Comme vous l’avez surement vu sur mes réseaux sociaux, j’ai eu l’extrême honneur et bonheur de faire équipe avec Sébastien Chaigneau pour la Maxi Night, première édition d’une course qui se joue à deux, de nuit et qui fait 42km. Pourquoi ? Comment ? Je vous raconte tout parce que comme souvent avec moi, il y a pleins de petites histoires dans la grande histoire…
Avant toute chose, il faut que je vous raconte la genèse de cette incroyable aventure. Je pense que même Seb ne se souvient pas de tout, c’est ce qui est surement le plus sympa dans cette histoire. Il y a des années, j’avais un rêve : courir le Lybian Challenge. Cet ultra se courait dans le désert d’Akakus considéré comme l’un des plus beaux du monde. Je n’avais jamais encore mis les pieds dans le moindre désert mais j’étais tombée sur des photos et j’étais littéralement tombée amoureuse de l’endroit sans l’avoir encore jamais vu. J’ai basculé sur ultra uniquement pour cette course à la base. Mon premier 100km ? Pour le Lybian en réalité… Mon seul et unique « 24h » à ce jour ? Pour le Lybian, pour voir comment je pouvais gérer le manque de sommeil (j’en profite pour te dire encore merci Olivier de m’avoir accompagné dans ce délire !).
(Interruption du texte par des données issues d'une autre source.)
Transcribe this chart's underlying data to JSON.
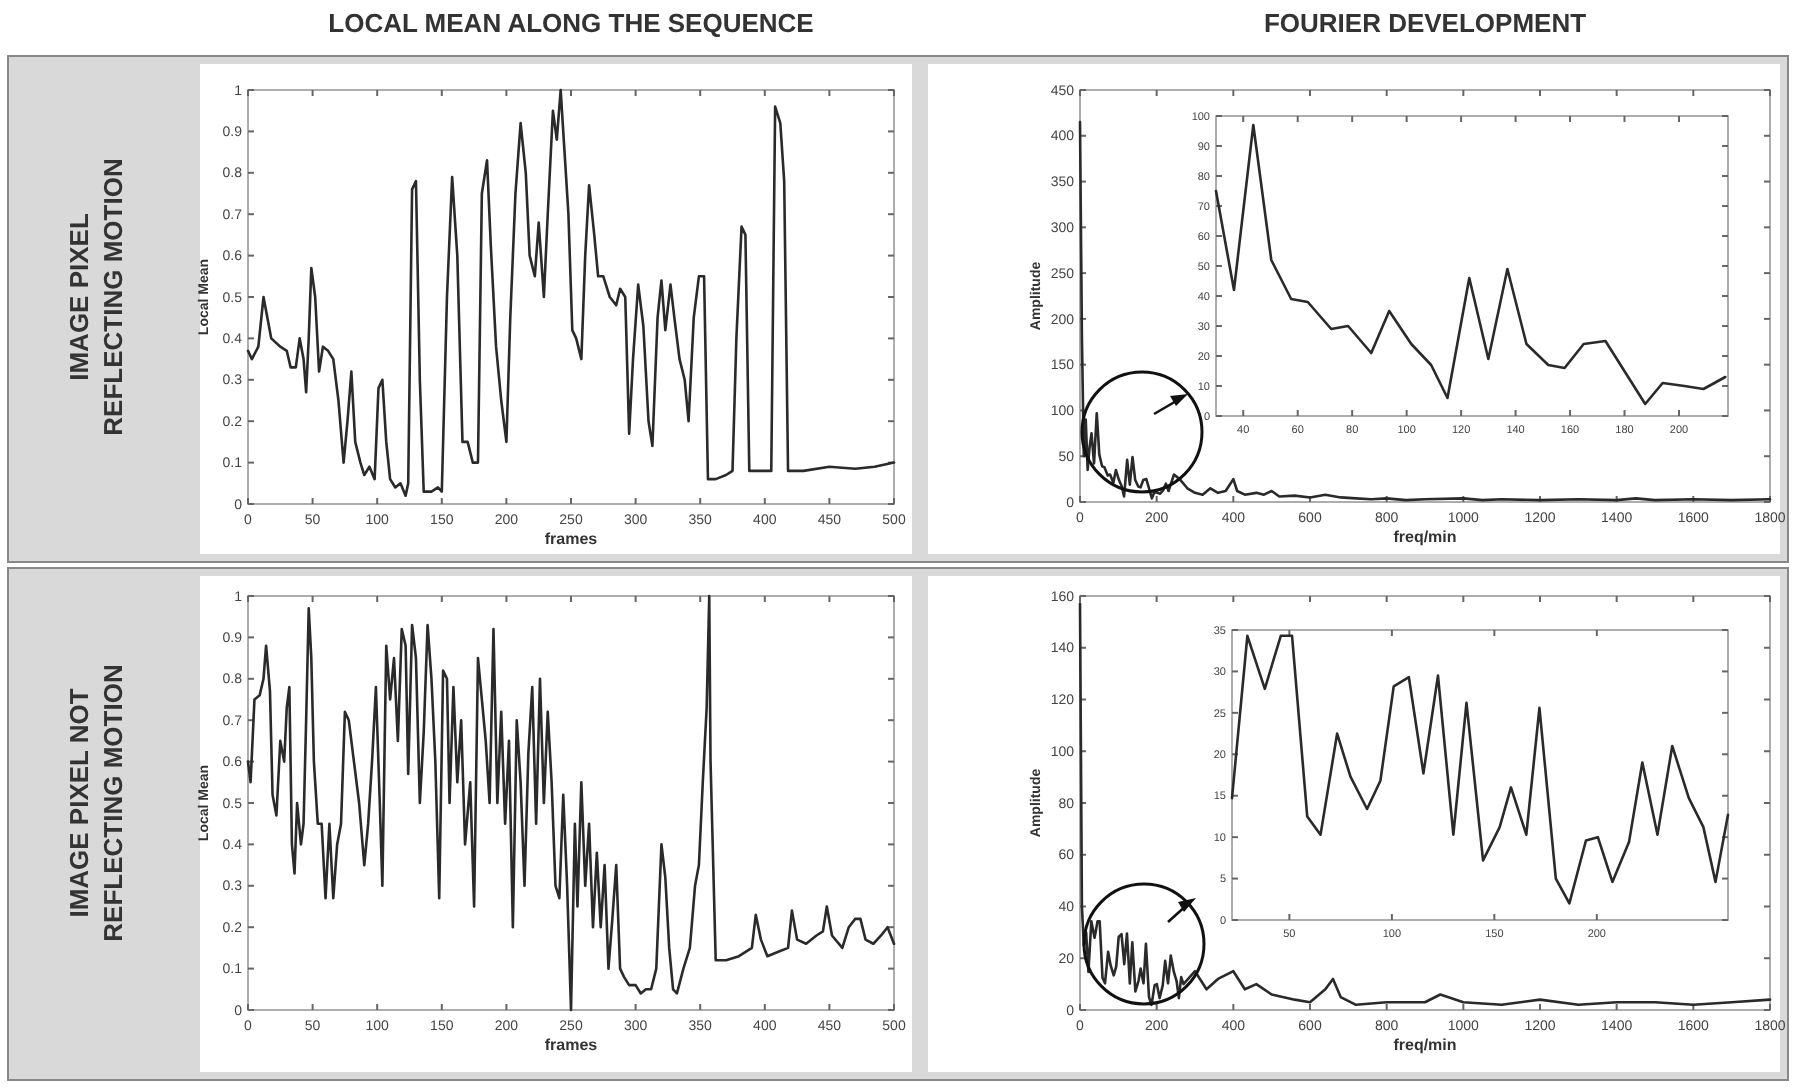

J’étais inscrite mais toujours en mode panique. Allez savoir comment, ça c’est un élément que j’ai oublié, un ou une amie m’a dit « mais demande des conseils à Sébastien Chaigneau, il l’a gagné plusieurs fois, lui il pourra forcément t’aider ». Euh tu es sur là ? Demander à un champion ses conseils moi petite chose qui débute dans le monde du trail ? (À l’époque j’avais juste un site communautaire, courir au féminin, mais je n’étais « rien » dans l’univers du running, si tant est que je sois quelqu’un aujourd’hui 😊). Oh et pis zut à la fin, tu as raison, de toute façon au pire il ne me répondra pas ! Et j’envoie un message via FB à Seb qui à ma grande surprise me répond et prendra un long moment pour me parler prépa, nourriture lyophilisée et j’en passe. Je raccroche en me disant « ouah mais ils sont supers sympa les champions de trail, ça me change de certains routards qui te regardent avec dédain parce que tu ne vaux pas moins de 3h sur marathon et que tu sembles les gêner d’oser te sentir toi aussi marathonienne avec tes 4h… (je ne vise personne en particulier… y a trop de noms à citer !)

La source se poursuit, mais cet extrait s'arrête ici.